Sunday, May 8, 2011

Northern California Daily Digest

Here are some other recent dispositive order in the U.S. District Court for the Northern District of California.

Xavier v. Phillip Morris is putative class action products liability suit where two smokers claim that Phillip Morris' cigarettes caused them harm.  Phillip Morris seeks summary judgment because it argues that the plaintiffs admitted they would not have smoked safer cigarettes if they were available.  The problem is that the plaintiffs made no such admission as Judge William H. Alsup explains.
Philip Morris also notes that, like Xavier, Franklin smokes his chosen brand of cigarettes because he likes their flavor (Webb Exh. C at 81, 119). Philip Morris further cites testimony indicating Franklin has not considered smoking other brands of cigarettes and has not investigated the low-tar cigarette options currently on the market (id. at 94, 108, 119, 124–25). This testimony might make Franklin a tougher sell to a jury, but it is not inconsistent with the theory that he would have smoked the safer cigarettes proposed in the complaint
if Philip Morris had manufactured them and informed its customers of their attributes.
He denied the motion for summary judgment as to the design claims, but granted it as to everything else.
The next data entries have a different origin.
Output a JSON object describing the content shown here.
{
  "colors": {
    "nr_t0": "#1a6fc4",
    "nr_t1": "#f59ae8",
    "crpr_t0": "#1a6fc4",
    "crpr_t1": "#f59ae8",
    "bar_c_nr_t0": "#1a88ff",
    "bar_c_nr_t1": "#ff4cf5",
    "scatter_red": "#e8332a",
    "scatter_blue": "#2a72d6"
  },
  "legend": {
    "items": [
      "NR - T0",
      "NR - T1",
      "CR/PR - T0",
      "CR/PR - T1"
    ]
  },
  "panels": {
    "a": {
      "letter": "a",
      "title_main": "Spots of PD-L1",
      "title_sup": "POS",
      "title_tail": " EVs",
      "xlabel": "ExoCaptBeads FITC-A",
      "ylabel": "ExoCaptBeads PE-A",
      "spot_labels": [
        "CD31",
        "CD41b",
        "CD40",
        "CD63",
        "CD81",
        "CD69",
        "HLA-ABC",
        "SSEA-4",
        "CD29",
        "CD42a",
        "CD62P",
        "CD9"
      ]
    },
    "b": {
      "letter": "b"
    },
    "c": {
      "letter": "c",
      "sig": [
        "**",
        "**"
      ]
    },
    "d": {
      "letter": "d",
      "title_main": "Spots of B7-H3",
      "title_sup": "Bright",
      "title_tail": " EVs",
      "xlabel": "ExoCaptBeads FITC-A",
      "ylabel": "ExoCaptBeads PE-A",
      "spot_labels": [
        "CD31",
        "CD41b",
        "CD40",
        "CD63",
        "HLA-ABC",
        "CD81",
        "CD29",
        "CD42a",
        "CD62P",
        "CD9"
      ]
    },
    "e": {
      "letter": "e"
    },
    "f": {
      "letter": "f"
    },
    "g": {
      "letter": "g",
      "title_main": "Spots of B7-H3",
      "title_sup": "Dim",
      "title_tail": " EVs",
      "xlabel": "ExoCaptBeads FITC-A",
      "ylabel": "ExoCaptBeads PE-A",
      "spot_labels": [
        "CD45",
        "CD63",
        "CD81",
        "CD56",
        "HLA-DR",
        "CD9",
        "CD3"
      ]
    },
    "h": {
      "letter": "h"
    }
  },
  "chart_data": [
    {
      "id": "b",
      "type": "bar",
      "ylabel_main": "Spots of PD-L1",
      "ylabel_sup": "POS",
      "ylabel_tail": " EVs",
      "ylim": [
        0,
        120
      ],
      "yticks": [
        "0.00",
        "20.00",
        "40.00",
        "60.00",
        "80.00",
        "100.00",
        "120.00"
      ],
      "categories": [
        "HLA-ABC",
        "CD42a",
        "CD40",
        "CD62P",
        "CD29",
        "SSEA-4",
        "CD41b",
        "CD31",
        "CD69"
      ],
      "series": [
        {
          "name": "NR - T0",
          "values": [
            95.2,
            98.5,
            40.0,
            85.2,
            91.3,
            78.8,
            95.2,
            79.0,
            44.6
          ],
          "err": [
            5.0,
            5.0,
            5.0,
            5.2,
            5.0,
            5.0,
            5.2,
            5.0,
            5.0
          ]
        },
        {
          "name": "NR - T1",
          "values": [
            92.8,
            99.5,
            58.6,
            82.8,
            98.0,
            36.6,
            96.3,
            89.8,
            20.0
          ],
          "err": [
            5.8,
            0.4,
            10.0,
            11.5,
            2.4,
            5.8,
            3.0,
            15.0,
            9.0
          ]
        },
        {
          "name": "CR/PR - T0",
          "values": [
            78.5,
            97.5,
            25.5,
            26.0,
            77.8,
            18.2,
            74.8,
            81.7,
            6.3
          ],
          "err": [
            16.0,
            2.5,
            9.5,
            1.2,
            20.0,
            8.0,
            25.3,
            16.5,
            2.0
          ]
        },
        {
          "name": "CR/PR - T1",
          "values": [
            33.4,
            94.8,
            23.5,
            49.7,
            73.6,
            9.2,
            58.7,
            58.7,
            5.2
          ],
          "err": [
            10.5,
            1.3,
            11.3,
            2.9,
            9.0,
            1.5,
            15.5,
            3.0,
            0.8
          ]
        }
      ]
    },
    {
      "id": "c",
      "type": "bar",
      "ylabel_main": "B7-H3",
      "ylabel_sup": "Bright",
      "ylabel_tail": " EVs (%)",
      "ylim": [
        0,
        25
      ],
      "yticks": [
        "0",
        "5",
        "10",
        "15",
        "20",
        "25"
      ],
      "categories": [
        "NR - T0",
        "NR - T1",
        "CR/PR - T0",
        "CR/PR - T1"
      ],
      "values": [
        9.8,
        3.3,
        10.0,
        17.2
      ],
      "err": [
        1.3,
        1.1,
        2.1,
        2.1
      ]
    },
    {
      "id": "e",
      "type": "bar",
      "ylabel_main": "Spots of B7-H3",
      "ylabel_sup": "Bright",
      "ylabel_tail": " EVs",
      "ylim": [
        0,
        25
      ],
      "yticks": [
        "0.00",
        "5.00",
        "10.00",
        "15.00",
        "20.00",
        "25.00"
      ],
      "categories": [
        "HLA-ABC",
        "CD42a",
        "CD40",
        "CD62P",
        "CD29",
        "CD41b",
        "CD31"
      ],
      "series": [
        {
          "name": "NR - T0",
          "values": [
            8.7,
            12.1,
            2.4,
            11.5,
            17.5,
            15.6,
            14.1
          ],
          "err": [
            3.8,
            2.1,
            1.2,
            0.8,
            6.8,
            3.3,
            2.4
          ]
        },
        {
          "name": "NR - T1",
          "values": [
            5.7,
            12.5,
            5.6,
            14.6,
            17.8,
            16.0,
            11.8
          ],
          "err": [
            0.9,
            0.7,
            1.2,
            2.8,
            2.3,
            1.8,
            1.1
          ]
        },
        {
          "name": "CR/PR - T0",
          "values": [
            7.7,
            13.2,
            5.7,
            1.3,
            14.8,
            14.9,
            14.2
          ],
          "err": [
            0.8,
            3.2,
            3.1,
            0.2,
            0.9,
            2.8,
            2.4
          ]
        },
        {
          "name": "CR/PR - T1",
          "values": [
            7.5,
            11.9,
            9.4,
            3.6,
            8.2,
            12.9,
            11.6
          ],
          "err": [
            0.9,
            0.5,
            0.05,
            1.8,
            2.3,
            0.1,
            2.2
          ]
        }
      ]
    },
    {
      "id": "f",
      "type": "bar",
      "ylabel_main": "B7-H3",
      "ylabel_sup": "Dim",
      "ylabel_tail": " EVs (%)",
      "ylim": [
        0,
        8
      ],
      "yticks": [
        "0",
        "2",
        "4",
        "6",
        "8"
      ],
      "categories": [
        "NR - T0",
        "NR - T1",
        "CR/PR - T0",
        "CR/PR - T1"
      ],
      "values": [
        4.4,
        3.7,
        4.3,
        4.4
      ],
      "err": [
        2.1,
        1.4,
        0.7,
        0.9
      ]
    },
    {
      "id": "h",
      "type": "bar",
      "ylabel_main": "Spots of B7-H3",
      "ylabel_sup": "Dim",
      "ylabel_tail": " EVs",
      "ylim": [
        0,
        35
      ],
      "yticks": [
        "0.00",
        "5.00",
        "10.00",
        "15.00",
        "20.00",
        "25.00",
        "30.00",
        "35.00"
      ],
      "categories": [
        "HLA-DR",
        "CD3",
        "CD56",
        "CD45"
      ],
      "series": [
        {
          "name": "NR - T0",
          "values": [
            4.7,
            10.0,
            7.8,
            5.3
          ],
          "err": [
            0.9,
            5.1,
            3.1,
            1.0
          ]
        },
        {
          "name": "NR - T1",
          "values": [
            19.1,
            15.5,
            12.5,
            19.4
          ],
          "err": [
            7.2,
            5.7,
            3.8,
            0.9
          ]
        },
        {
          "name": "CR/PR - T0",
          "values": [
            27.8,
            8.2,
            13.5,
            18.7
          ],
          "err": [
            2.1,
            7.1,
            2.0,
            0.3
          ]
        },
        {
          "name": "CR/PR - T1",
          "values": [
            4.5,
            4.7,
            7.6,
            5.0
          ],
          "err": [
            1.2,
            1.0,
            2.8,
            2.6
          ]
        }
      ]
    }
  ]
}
Vivenzi- De La Cruz v. Holder is an appeal of the government's decision to deport an immigrant which is on remand from the Ninth Circuit to determine whether the plaintiff is a U.S. Citizen.  The original decision was made in the District of Arizona and was transferred to Judge Charles R. Breyer on remand.  This case rises and falls on whether the petitioner is a U.S. Citizen as Judge Breyer explains:
Accepting as true Petitioner’s representation that his mother returned to the United States and stayed for prolonged periods of time in the 1970’s and 1980’s, and that she received a passport in 1996, Petitioner has nonetheless failed to demonstrate that his mother "prior to [Petitioner’s] birth ..., has had ten years’ residence in the United States or one of its outlying possessions, at least five of which were after attaining the age of sixteen years." See 8 U.S.C. § 601(g).
[ Additionally] Petitioner also does not fulfill another requirement of 8 U.S.C. § 601(g)–that he live in the United States for at least five years between the ages of 13 and 21. Petitioner testified in his deposition that he did not come to the United States until September of 1970 to attend college.
Judge Breyer granted the government's motion for summary judgment.

Kennedy v. Bank of America is a wrongful discharge claim under the Family and Medical Leave Act.  Bank of America moved for summary judgment stating that Ms. Kennedy never requested leave and therefore does not fall under the protections of the act.  Judge Claudia Wilken agreed:
Furthermore, even if Plaintiff intended to take FMLA leave, she failed, as required by 29 C.F.R. § 825.303 (c), to follow procedures prescribed in the Bank of America employee handbook. She never gave Owen [her supervisor] the doctor’s note that he requested.
Judge Wilken granted judgment for Bank of America.

Casaretto v. Coldwell Banker Realty is a mortgage dispute.  The plaintiffs claims that they only entered into the transaction because Coldwell offered to give them a series of loans to pay off the loans that encumbered the subject property.  The loans never happened and the plaintiffs sued for negligent misrepresentation.  Coldwell responds that the claim is time-barred and Judge Lucy H. Koh agreed:
Plaintiffs claim their injuryarose when they issued the promissory notes to De Oca (on October 30, 2007 and November 1,2007) and allowed escrow to close on the $ 1.1 M contract (on November 5, 2007). In light of these undisputed facts and the Plaintiffs’ contentions, the Court finds that Plaintiffs were or should have been aware of all elements of their negligent misrepresentation claim as of, at the very latest, the day after escrow on the $400,000 contract was set to close—January 15, 2008. Plaintiff’s theory is that they would not have issued the $400,000 or $55,000 loans to De Oca but for Brigham’s statements that repayment of the loans would be “promptly forthcoming” upon close of escrow on the Property, and that they would be paid back in the “next following days” after escrow closed. Compl. at ¶ 16. Escrow on the Property closed on November 5, 2007. Following this, De Oca failed to pay back the $400,000 by the due date of November 15, 2007 inthe note, and then failed in a second attempt to get funding for the $400,000 note through theNovember 27-28, 2008 contract. As of January 15, 2008, the day after escrow on the $400,000 contract was set to close, De Oca had made no scheduled payments on either the $55,000 note or the $400,000 note, and had not obtained funding for the $400,000.
However, the plaintiffs did not file suit until February 10, 2010 which is nearly a month after the statute of limitations ran.  Judge Koh granted summary judgment for the defendants.